Persuasion Through Presentation To Land Your Client

Brilliant ideas, get the message across and influence people!

Prepare To Present

What Will Make Your Presentations Dynamite!

According to Mark Twain it takes three weeks to prepare for a good impromptu speech.  When we prepare for presentations, where there is a lot riding on it, we tend to do it the day before.  Time is the enemy of the presentation, because without proper planning and preparation, it becomes a gamble as to whether we are going to be successful or not.  The standard presentation is obsolete.  Targeting the audience to meet their needs and relieve their pain is what presentations are all about.

Slapping together a power point presentation and using it as your road map, is not good enough.  It is time to look at how we prepare for our presentations, ensuring that they are professional, slick, time efficient and persuasive.

The preparation for the presentation has some key elements:

Know your audience – if you don’t know your audience how can you relieve their pain?  How can you match up your message with their needs?  Knowing your audience means that you have to analyse and do some research.  Even if it is an internal presentation, revisit the current status of who you are presenting to.  Use the 5 W’s – who, what, where, when, why.  Align your presentation your answers.  This is your road map and the presentation must be designed around them.

Keep to the essentials – I sat in a presentation, the presenter spoke for an hour.  At the end, he smiled and said:  “that was a successful presentation because they gave us an hour”.  No it wasn’t!  The audience lost interest within the first 10 minutes but were too polite to say anything.  There were no questions and no participation, this meant there was no feedback from the audience and no way to gage whether the audiences needs where being met.

Design your content – Use the KISS principle of keeping it short and simple.  In any presentation there should be a maximum of three key issues that you want to get across.  Know the important points and the message that you want to send.  The content needs to align to the needs that you have identified, otherwise it is irrelevant.

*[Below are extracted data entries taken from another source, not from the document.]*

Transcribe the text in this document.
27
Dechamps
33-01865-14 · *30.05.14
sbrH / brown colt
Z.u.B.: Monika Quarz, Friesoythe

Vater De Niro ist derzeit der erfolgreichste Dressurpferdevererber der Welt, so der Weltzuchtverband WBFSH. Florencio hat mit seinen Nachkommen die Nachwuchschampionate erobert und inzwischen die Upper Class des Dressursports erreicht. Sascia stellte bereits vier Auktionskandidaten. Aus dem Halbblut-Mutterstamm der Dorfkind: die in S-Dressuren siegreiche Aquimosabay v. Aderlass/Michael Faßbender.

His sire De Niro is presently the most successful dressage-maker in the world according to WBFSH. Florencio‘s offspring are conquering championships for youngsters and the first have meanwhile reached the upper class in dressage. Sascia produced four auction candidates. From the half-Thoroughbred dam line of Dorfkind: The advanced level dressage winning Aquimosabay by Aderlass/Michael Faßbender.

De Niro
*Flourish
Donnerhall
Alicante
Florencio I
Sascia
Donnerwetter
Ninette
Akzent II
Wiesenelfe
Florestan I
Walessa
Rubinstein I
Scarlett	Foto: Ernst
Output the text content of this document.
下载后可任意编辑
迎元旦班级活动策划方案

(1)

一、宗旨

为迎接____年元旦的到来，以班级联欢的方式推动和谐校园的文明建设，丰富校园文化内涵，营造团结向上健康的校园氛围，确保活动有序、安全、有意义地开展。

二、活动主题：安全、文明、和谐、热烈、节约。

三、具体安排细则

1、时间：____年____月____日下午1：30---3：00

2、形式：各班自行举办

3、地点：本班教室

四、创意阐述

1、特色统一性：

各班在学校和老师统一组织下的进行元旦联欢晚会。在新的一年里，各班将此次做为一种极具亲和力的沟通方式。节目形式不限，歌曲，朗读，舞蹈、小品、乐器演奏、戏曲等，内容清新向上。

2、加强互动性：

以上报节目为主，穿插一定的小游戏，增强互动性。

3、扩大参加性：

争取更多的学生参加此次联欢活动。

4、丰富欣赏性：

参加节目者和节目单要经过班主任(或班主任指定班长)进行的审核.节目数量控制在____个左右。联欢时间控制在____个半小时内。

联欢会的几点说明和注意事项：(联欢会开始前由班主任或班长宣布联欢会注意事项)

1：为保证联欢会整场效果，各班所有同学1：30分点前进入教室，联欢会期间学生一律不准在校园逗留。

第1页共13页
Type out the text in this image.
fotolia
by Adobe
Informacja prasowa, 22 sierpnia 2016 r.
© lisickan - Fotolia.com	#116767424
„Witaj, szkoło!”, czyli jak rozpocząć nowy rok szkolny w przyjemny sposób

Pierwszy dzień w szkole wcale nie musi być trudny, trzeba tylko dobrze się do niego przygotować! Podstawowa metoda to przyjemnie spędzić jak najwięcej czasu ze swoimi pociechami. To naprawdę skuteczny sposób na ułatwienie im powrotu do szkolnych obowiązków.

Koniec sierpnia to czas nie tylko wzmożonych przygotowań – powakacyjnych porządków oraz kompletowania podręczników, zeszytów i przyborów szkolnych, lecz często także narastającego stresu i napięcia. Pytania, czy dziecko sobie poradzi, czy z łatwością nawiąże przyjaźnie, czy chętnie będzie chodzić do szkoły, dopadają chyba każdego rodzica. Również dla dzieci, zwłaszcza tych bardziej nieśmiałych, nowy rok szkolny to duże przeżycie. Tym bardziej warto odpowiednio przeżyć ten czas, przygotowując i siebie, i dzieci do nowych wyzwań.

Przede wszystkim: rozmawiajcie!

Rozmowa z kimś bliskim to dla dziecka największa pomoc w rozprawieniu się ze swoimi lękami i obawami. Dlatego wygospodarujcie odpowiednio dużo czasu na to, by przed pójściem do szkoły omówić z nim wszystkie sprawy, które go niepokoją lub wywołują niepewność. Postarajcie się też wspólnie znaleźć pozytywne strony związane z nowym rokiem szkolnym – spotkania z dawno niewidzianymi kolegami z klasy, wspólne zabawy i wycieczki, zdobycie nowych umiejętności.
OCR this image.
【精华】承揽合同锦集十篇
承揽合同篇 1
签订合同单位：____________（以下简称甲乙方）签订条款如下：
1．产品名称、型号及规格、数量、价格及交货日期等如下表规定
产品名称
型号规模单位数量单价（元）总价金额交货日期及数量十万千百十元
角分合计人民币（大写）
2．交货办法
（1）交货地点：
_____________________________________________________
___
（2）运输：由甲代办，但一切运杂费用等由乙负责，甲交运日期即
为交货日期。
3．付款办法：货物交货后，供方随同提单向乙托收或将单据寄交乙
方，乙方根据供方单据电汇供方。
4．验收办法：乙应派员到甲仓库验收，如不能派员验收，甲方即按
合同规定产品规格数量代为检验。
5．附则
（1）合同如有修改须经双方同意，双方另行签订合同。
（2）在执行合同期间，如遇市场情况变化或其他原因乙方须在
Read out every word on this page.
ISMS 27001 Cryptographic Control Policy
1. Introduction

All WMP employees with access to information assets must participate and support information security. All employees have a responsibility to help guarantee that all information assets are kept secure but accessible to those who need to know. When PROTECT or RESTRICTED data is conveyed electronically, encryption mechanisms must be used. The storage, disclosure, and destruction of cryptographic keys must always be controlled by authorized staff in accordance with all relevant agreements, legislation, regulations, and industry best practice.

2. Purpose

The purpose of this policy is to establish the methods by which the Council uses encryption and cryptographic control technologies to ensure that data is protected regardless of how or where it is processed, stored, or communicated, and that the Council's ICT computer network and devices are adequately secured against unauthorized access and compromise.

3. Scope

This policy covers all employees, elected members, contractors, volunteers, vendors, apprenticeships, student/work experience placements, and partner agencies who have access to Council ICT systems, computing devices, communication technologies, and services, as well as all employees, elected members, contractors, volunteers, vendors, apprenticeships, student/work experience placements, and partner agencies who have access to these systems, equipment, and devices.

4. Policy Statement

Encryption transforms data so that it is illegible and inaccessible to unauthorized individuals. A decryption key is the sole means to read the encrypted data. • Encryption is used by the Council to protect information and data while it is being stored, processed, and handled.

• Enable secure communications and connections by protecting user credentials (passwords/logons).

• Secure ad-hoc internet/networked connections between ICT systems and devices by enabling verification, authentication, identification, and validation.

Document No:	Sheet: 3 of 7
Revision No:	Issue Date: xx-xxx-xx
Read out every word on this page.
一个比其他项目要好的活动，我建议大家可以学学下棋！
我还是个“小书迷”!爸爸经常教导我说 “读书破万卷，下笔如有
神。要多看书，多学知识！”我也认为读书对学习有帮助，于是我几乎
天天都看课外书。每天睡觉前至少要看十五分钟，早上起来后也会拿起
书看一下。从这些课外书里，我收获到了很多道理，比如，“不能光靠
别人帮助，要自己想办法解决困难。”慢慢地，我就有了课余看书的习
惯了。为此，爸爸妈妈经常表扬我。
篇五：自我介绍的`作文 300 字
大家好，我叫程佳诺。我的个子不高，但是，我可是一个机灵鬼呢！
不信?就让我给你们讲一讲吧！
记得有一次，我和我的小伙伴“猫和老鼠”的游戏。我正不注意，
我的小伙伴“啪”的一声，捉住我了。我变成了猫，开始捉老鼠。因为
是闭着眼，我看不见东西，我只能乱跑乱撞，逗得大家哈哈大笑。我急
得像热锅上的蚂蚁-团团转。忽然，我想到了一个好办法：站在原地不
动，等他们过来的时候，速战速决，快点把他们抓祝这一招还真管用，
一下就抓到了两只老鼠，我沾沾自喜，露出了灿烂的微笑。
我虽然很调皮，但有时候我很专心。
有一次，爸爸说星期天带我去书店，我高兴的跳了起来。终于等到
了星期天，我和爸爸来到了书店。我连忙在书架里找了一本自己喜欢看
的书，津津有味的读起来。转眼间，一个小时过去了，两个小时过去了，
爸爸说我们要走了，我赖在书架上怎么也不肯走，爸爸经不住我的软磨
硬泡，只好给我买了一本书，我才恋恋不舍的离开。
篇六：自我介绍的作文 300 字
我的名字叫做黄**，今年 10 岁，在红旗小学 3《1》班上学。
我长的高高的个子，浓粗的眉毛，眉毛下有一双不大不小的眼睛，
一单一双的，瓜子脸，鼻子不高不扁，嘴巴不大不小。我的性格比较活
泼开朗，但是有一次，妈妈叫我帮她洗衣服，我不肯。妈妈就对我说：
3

The end in mind – always start at the end.  What is it you want to achieve?  If you want to persuade to take action, be clear on what action you want taken.  Every component of the presentation should link to this objective.  If your content does not support your goal, it is irrelevant.

Company profile – always put your company profile at the end.  Engage your audience.  Get them fully involved, so that they appreciate your company’s experience and quality.

Make it a conversation – look for opportunities to include your audience.  A good conversation will get better results than a stiff, formal speech.  Don’t only through information at your audience.  Participation can be in the form of questions, examples, and relevant anecdotes.  Look for opportunities to touch your audience.

End with a specific next step – your closing should always include a call to action.  Don’t be shy.  If you want them to buy your product, ask them to do so.

If you invest the time in your presentations, you will achieve success!  Don’t get comfortable.  Revisit and refresh when you are doing presentations.

Jerry Seinfeld said that he spends most of his time taking an eight word joke and trying to get it to a five word joke, so that he can hold his audience.  Take the time to hold your audience.